One of the leading mechanisms that has been put forward to explain mitochondrial gene rearrangements is the tandem duplication-random loss model (TDRL), whereby genes are tandemly duplicated, and then redundant copies are removed over generations by the gradual accumulation of random mutations [69, 70]. This general view is supported by multiple papers that have been able to view a static part of the process, such as observing two narrowly divergent copies of one or several genes within a mitochondrial genome [71, 72].
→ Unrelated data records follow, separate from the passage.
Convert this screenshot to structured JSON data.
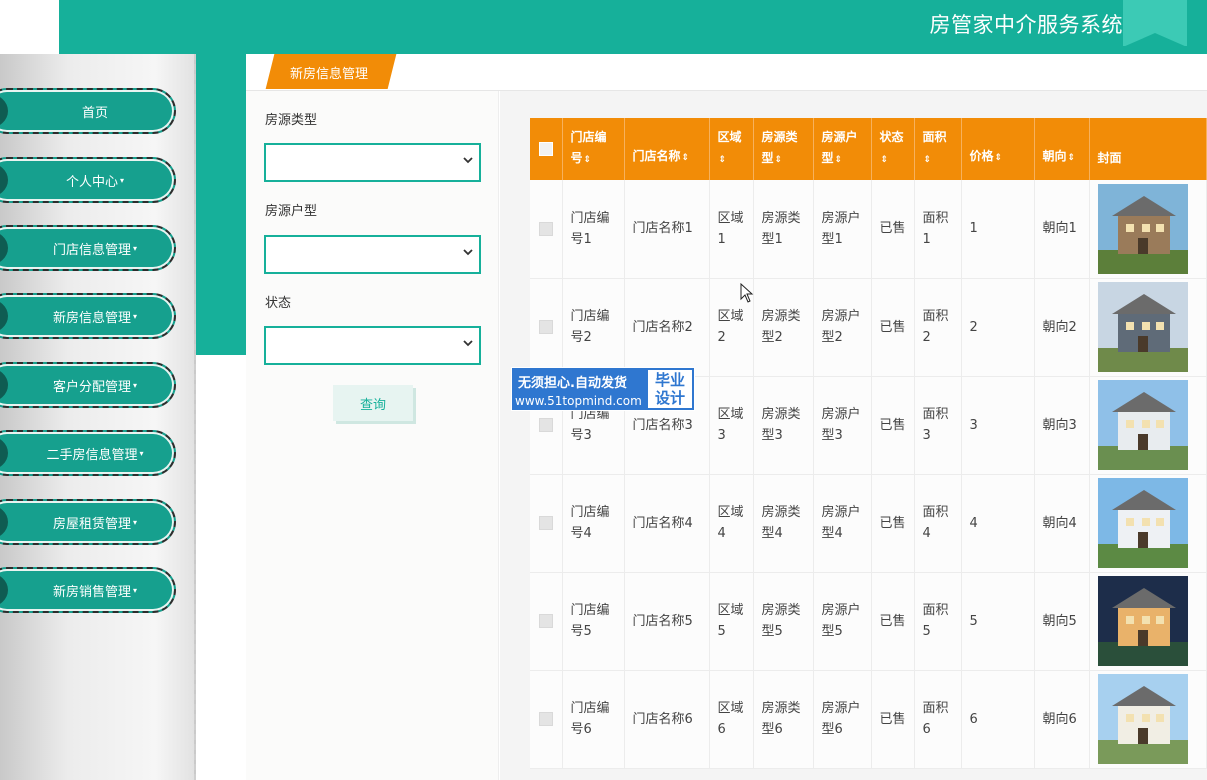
{
  "header": {
    "title": "房管家中介服务系统"
  },
  "sidebar": {
    "items": [
      {
        "label": "首页",
        "caret": ""
      },
      {
        "label": "个人中心",
        "caret": "▾"
      },
      {
        "label": "门店信息管理",
        "caret": "▾"
      },
      {
        "label": "新房信息管理",
        "caret": "▾"
      },
      {
        "label": "客户分配管理",
        "caret": "▾"
      },
      {
        "label": "二手房信息管理",
        "caret": "▾"
      },
      {
        "label": "房屋租赁管理",
        "caret": "▾"
      },
      {
        "label": "新房销售管理",
        "caret": "▾"
      }
    ]
  },
  "tab": {
    "label": "新房信息管理"
  },
  "filter": {
    "type_label": "房源类型",
    "type_value": "",
    "layout_label": "房源户型",
    "layout_value": "",
    "status_label": "状态",
    "status_value": "",
    "query_label": "查询"
  },
  "table": {
    "headers": [
      "门店编号",
      "门店名称",
      "区域",
      "房源类型",
      "房源户型",
      "状态",
      "面积",
      "价格",
      "朝向",
      "封面"
    ],
    "sort_icon": "⇕",
    "rows": [
      {
        "store_no": "门店编号1",
        "store_name": "门店名称1",
        "area": "区域1",
        "type": "房源类型1",
        "layout": "房源户型1",
        "status": "已售",
        "size": "面积1",
        "price": "1",
        "orientation": "朝向1"
      },
      {
        "store_no": "门店编号2",
        "store_name": "门店名称2",
        "area": "区域2",
        "type": "房源类型2",
        "layout": "房源户型2",
        "status": "已售",
        "size": "面积2",
        "price": "2",
        "orientation": "朝向2"
      },
      {
        "store_no": "门店编号3",
        "store_name": "门店名称3",
        "area": "区域3",
        "type": "房源类型3",
        "layout": "房源户型3",
        "status": "已售",
        "size": "面积3",
        "price": "3",
        "orientation": "朝向3"
      },
      {
        "store_no": "门店编号4",
        "store_name": "门店名称4",
        "area": "区域4",
        "type": "房源类型4",
        "layout": "房源户型4",
        "status": "已售",
        "size": "面积4",
        "price": "4",
        "orientation": "朝向4"
      },
      {
        "store_no": "门店编号5",
        "store_name": "门店名称5",
        "area": "区域5",
        "type": "房源类型5",
        "layout": "房源户型5",
        "status": "已售",
        "size": "面积5",
        "price": "5",
        "orientation": "朝向5"
      },
      {
        "store_no": "门店编号6",
        "store_name": "门店名称6",
        "area": "区域6",
        "type": "房源类型6",
        "layout": "房源户型6",
        "status": "已售",
        "size": "面积6",
        "price": "6",
        "orientation": "朝向6"
      }
    ]
  },
  "watermark": {
    "line1": "无须担心.自动发货",
    "line2": "www.51topmind.com",
    "badge_line1": "毕业",
    "badge_line2": "设计"
  },
  "colors": {
    "teal": "#16b09a",
    "orange": "#f28c07",
    "dark_teal": "#16a08e"
  }
}
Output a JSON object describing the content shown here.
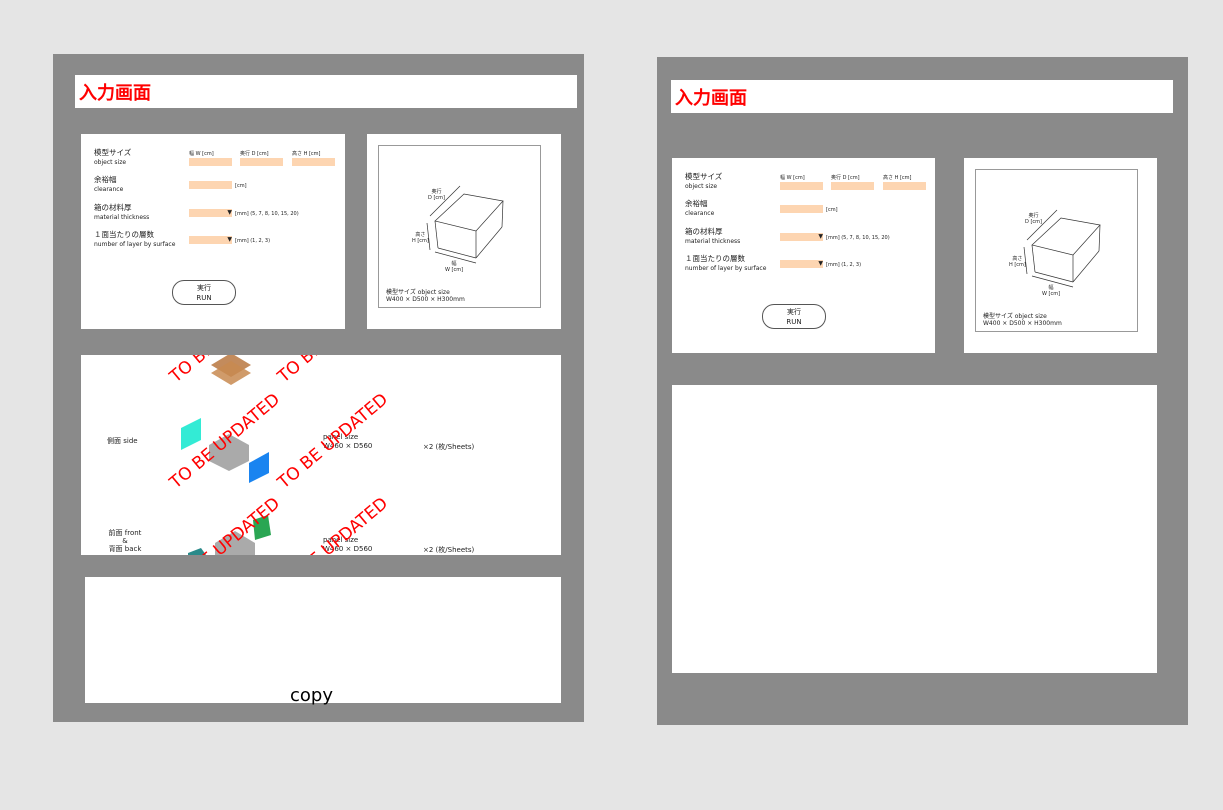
{
  "title": "入力画面",
  "form": {
    "object_size_jp": "模型サイズ",
    "object_size_en": "object size",
    "w_label": "幅 W [cm]",
    "d_label": "奥行 D [cm]",
    "h_label": "高さ H [cm]",
    "clearance_jp": "余裕幅",
    "clearance_en": "clearance",
    "clearance_unit": "[cm]",
    "thickness_jp": "箱の材料厚",
    "thickness_en": "material thickness",
    "thickness_note": "[mm]  (5, 7, 8, 10, 15, 20)",
    "layers_jp": "１面当たりの層数",
    "layers_en": "number of layer by surface",
    "layers_note": "[mm]  (1, 2, 3)",
    "dropdown_arrow": "▼",
    "run_jp": "実行",
    "run_en": "RUN"
  },
  "diagram": {
    "depth_label": "奥行",
    "depth_unit": "D [cm]",
    "height_label": "高さ",
    "height_unit": "H [cm]",
    "width_label": "幅",
    "width_unit": "W [cm]",
    "caption_1": "模型サイズ object size",
    "caption_2": "W400 × D500 × H300mm"
  },
  "results": {
    "watermark": "TO BE UPDATED",
    "rows": [
      {
        "label": "側面 side",
        "panel_label": "panel size",
        "panel_size": "W460 × D560",
        "count": "×2 (枚/Sheets)"
      },
      {
        "label_1": "前面 front",
        "label_2": "&",
        "label_3": "背面 back",
        "panel_label": "panel size",
        "panel_size": "W460 × D560",
        "count": "×2 (枚/Sheets)"
      }
    ],
    "colors": {
      "bottom": "#b8773f",
      "side_a": "#1de9d0",
      "side_b": "#1a84f0",
      "front": "#2aa653",
      "back": "#2a8a8a"
    }
  },
  "copy_label": "copy"
}
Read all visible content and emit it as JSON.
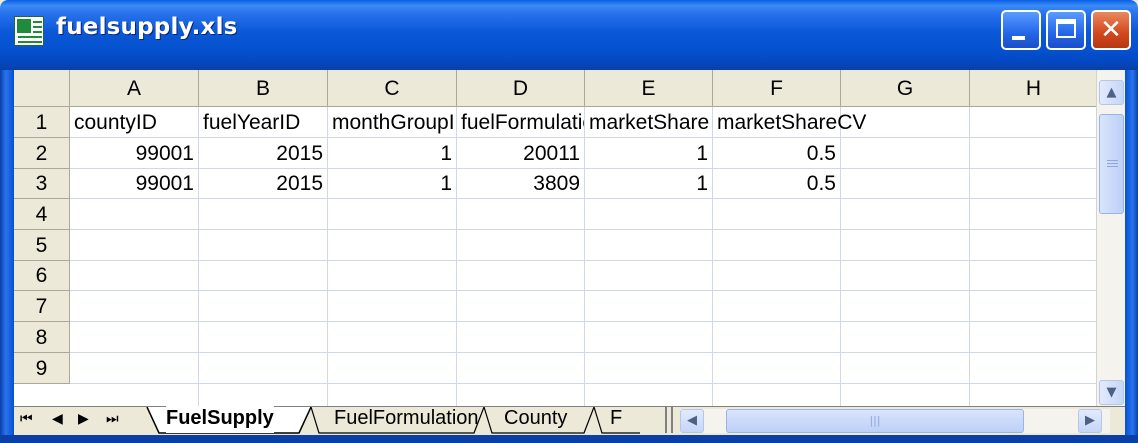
{
  "window": {
    "title": "fuelsupply.xls"
  },
  "columns": [
    "A",
    "B",
    "C",
    "D",
    "E",
    "F",
    "G",
    "H"
  ],
  "rows": [
    "1",
    "2",
    "3",
    "4",
    "5",
    "6",
    "7",
    "8",
    "9"
  ],
  "cells": {
    "r1": {
      "a": "countyID",
      "b": "fuelYearID",
      "c": "monthGroupID",
      "d": "fuelFormulationID",
      "e": "marketShare",
      "f": "marketShareCV"
    },
    "r2": {
      "a": "99001",
      "b": "2015",
      "c": "1",
      "d": "20011",
      "e": "1",
      "f": "0.5"
    },
    "r3": {
      "a": "99001",
      "b": "2015",
      "c": "1",
      "d": "3809",
      "e": "1",
      "f": "0.5"
    }
  },
  "tabs": [
    "FuelSupply",
    "FuelFormulation",
    "County",
    "F"
  ],
  "active_tab": "FuelSupply",
  "nav": {
    "first": "⏮",
    "prev": "◀",
    "next": "▶",
    "last": "⏭"
  },
  "colors": {
    "title_bar": "#0552D0",
    "close_button": "#D2471E",
    "chrome": "#ECE9D8"
  }
}
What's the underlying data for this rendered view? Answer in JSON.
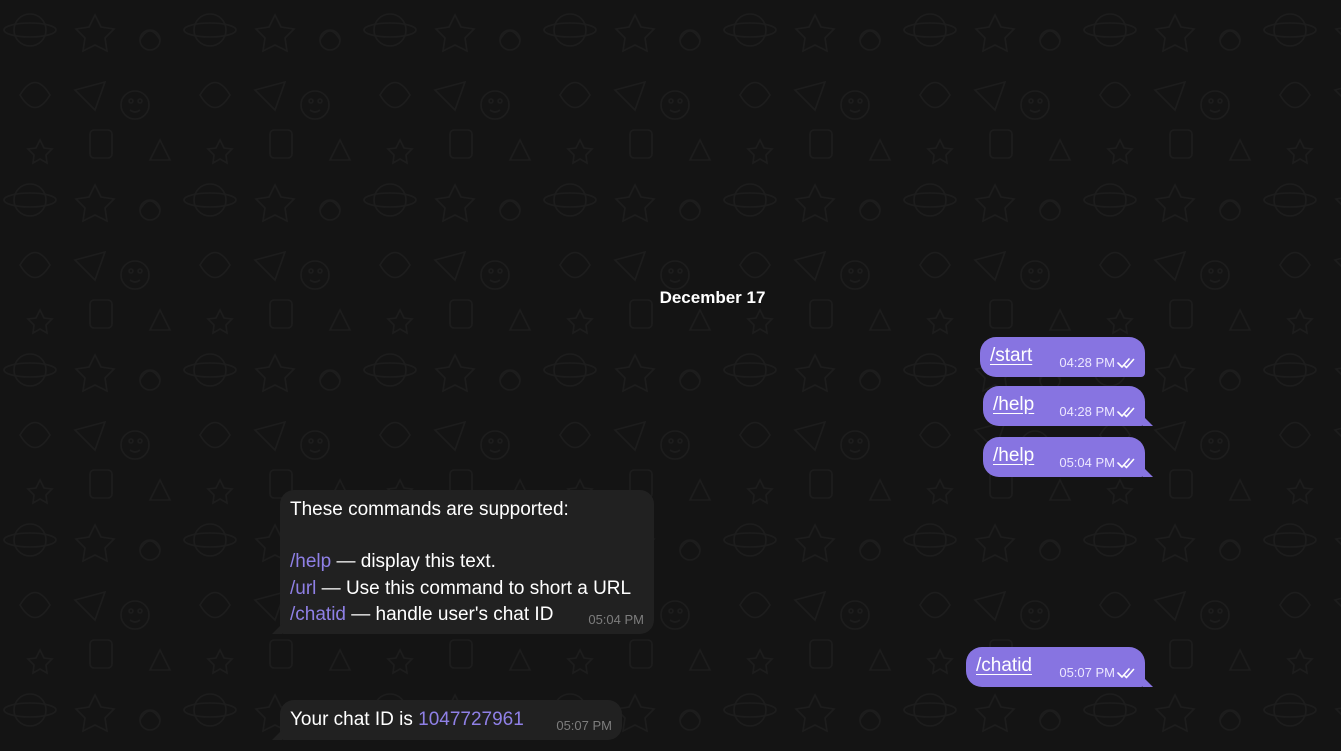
{
  "theme": {
    "background": "#141414",
    "outgoing_bubble": "#8774e1",
    "incoming_bubble": "#212121",
    "command_link": "#8f80e6"
  },
  "date_separator": "December 17",
  "messages": [
    {
      "direction": "out",
      "text": "/start",
      "time": "04:28 PM",
      "status": "double-check-icon"
    },
    {
      "direction": "out",
      "text": "/help",
      "time": "04:28 PM",
      "status": "double-check-icon"
    },
    {
      "direction": "out",
      "text": "/help",
      "time": "05:04 PM",
      "status": "double-check-icon"
    },
    {
      "direction": "in",
      "intro": "These commands are supported:",
      "commands": [
        {
          "cmd": "/help",
          "desc": " — display this text."
        },
        {
          "cmd": "/url",
          "desc": " — Use this command to short a URL"
        },
        {
          "cmd": "/chatid",
          "desc": " — handle user's chat ID"
        }
      ],
      "time": "05:04 PM"
    },
    {
      "direction": "out",
      "text": "/chatid",
      "time": "05:07 PM",
      "status": "double-check-icon"
    },
    {
      "direction": "in",
      "prefix": "Your chat ID is ",
      "chat_id": "1047727961",
      "time": "05:07 PM"
    }
  ]
}
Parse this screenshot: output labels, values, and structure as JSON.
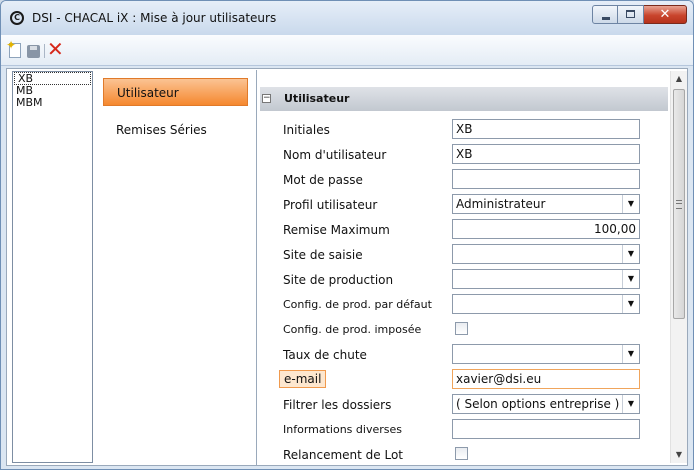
{
  "window": {
    "title": "DSI - CHACAL iX : Mise à jour utilisateurs",
    "app_icon_glyph": "C",
    "buttons": {
      "close_glyph": "✕"
    }
  },
  "toolbar": {
    "icons": [
      "new-icon",
      "save-icon",
      "delete-icon"
    ],
    "delete_glyph": "✕",
    "new_glyph": "✦"
  },
  "users": [
    "XB",
    "MB",
    "MBM"
  ],
  "nav": [
    {
      "label": "Utilisateur",
      "active": true
    },
    {
      "label": "Remises Séries",
      "active": false
    }
  ],
  "section": {
    "title": "Utilisateur",
    "collapse_glyph": "−"
  },
  "fields": [
    {
      "label": "Initiales",
      "value": "XB",
      "type": "text"
    },
    {
      "label": "Nom d'utilisateur",
      "value": "XB",
      "type": "text"
    },
    {
      "label": "Mot de passe",
      "value": "",
      "type": "text"
    },
    {
      "label": "Profil utilisateur",
      "value": "Administrateur",
      "type": "select"
    },
    {
      "label": "Remise Maximum",
      "value": "100,00",
      "type": "number"
    },
    {
      "label": "Site de saisie",
      "value": "",
      "type": "select"
    },
    {
      "label": "Site de production",
      "value": "",
      "type": "select"
    },
    {
      "label": "Config. de prod. par défaut",
      "value": "",
      "type": "select"
    },
    {
      "label": "Config. de prod. imposée",
      "value": false,
      "type": "checkbox"
    },
    {
      "label": "Taux de chute",
      "value": "",
      "type": "select"
    },
    {
      "label": "e-mail",
      "value": "xavier@dsi.eu",
      "type": "text",
      "focused": true
    },
    {
      "label": "Filtrer les dossiers",
      "value": "( Selon options entreprise )",
      "type": "select"
    },
    {
      "label": "Informations diverses",
      "value": "",
      "type": "text"
    },
    {
      "label": "Relancement  de Lot",
      "value": false,
      "type": "checkbox"
    }
  ],
  "dropdown_glyph": "▼",
  "scrollbar": {
    "up_glyph": "▲",
    "down_glyph": "▼"
  },
  "colors": {
    "accent": "#f5882f",
    "titlebar": "#c9d9ec",
    "close": "#c9452d"
  }
}
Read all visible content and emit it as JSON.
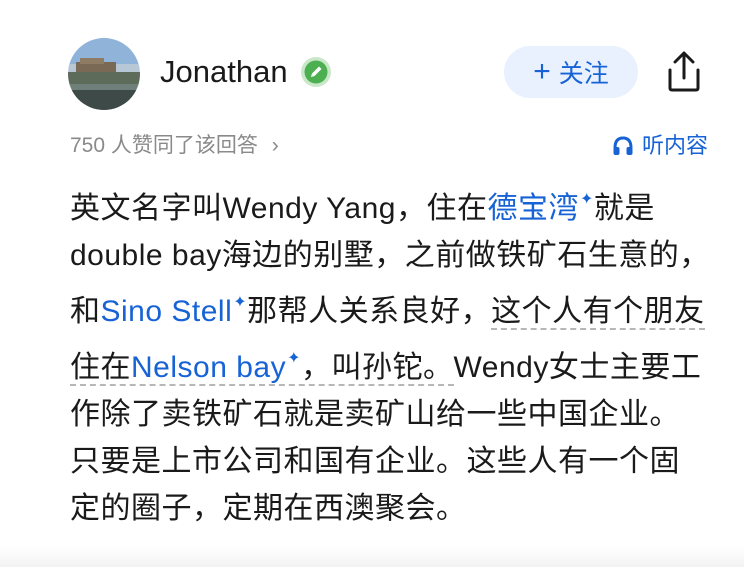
{
  "author": {
    "name": "Jonathan",
    "avatar_icon": "landscape-photo-avatar",
    "badge_icon": "pencil-badge-icon",
    "badge_color": "#4caf50"
  },
  "actions": {
    "follow_plus": "+",
    "follow_label": "关注",
    "share_icon": "share-icon"
  },
  "meta": {
    "votes_text": "750 人赞同了该回答",
    "votes_chevron": "›",
    "listen_label": "听内容",
    "listen_icon": "headphones-icon"
  },
  "colors": {
    "accent": "#1763d6",
    "follow_bg": "#e9f1ff",
    "text": "#1a1a1a",
    "muted": "#8a8a8a"
  },
  "content": {
    "p1": "英文名字叫Wendy Yang，住在",
    "link1": "德宝湾",
    "p2": "就是double bay海边的别墅，之前做铁矿石生意的，和",
    "link2": "Sino Stell",
    "p3": "那帮人关系良好，",
    "p4": "这个人有个朋友住在",
    "link3": "Nelson bay",
    "p5": "，叫孙铊。",
    "p6": "Wendy女士主要工作除了卖铁矿石就是卖矿山给一些中国企业。只要是上市公司和国有企业。这些人有一个固定的圈子，定期在西澳聚会。",
    "sup": "✦"
  }
}
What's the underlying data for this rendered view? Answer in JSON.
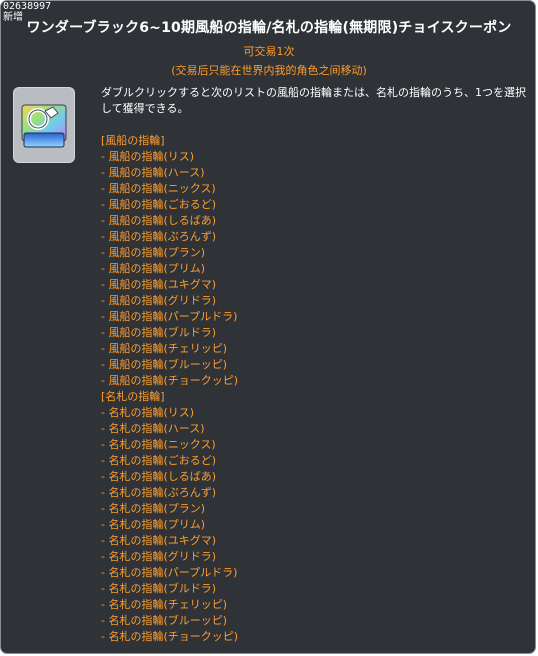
{
  "item_id": "02638997",
  "new_tag": "新增",
  "title": "ワンダーブラック6~10期風船の指輪/名札の指輪(無期限)チョイスクーポン",
  "tradeable": "可交易1次",
  "trade_note": "(交易后只能在世界内我的角色之间移动)",
  "icon": "coupon-ring-icon",
  "description": "ダブルクリックすると次のリストの風船の指輪または、名札の指輪のうち、1つを選択して獲得できる。",
  "sections": [
    {
      "header": "[風船の指輪]",
      "items": [
        "- 風船の指輪(リス)",
        "- 風船の指輪(ハース)",
        "- 風船の指輪(ニックス)",
        "- 風船の指輪(ごおるど)",
        "- 風船の指輪(しるばあ)",
        "- 風船の指輪(ぷろんず)",
        "- 風船の指輪(プラン)",
        "- 風船の指輪(プリム)",
        "- 風船の指輪(ユキグマ)",
        "- 風船の指輪(グリドラ)",
        "- 風船の指輪(パープルドラ)",
        "- 風船の指輪(ブルドラ)",
        "- 風船の指輪(チェリッピ)",
        "- 風船の指輪(ブルーッピ)",
        "- 風船の指輪(チョークッピ)"
      ]
    },
    {
      "header": "[名札の指輪]",
      "items": [
        "- 名札の指輪(リス)",
        "- 名札の指輪(ハース)",
        "- 名札の指輪(ニックス)",
        "- 名札の指輪(ごおるど)",
        "- 名札の指輪(しるばあ)",
        "- 名札の指輪(ぷろんず)",
        "- 名札の指輪(プラン)",
        "- 名札の指輪(プリム)",
        "- 名札の指輪(ユキグマ)",
        "- 名札の指輪(グリドラ)",
        "- 名札の指輪(パープルドラ)",
        "- 名札の指輪(ブルドラ)",
        "- 名札の指輪(チェリッピ)",
        "- 名札の指輪(ブルーッピ)",
        "- 名札の指輪(チョークッピ)"
      ]
    }
  ],
  "colors": {
    "background": "#2f3338",
    "accent_orange": "#ff9c2a",
    "text_white": "#ffffff"
  }
}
In comparison, the results here show multimers proliferating within an individual to create length heteroplasmy. In keeping with conclusions reached by others, this likely arises from error-prone replication of the mtDNA, perhaps because direct repeats that flank the gene encourage slipped strand mispairing [73,74,75,76,77]. Yet, in this study, in Cepaea nemoralis and in Candidula, the repeat is confined to a single gene, with no individual having a discrete number of copies. It does not seem likely that the repeat is indicative of a replication origin, because the repeats are direct, not inverted, and so do not form a stem-loop structure. On the other hand, could it be that the tRNA loops act as origins of replication [78]? The complication is that the location, content and structure of replication or control regions are very variable across the major molluscan lineages, with high rates of evolutionary turnover, frequently involving transposition of tRNAs into the region [26]. More generally, repeated elements have been commonly reported in a wide range of animal mitochondria; there are some reports of similar tRNA expansions in other molluscs [79].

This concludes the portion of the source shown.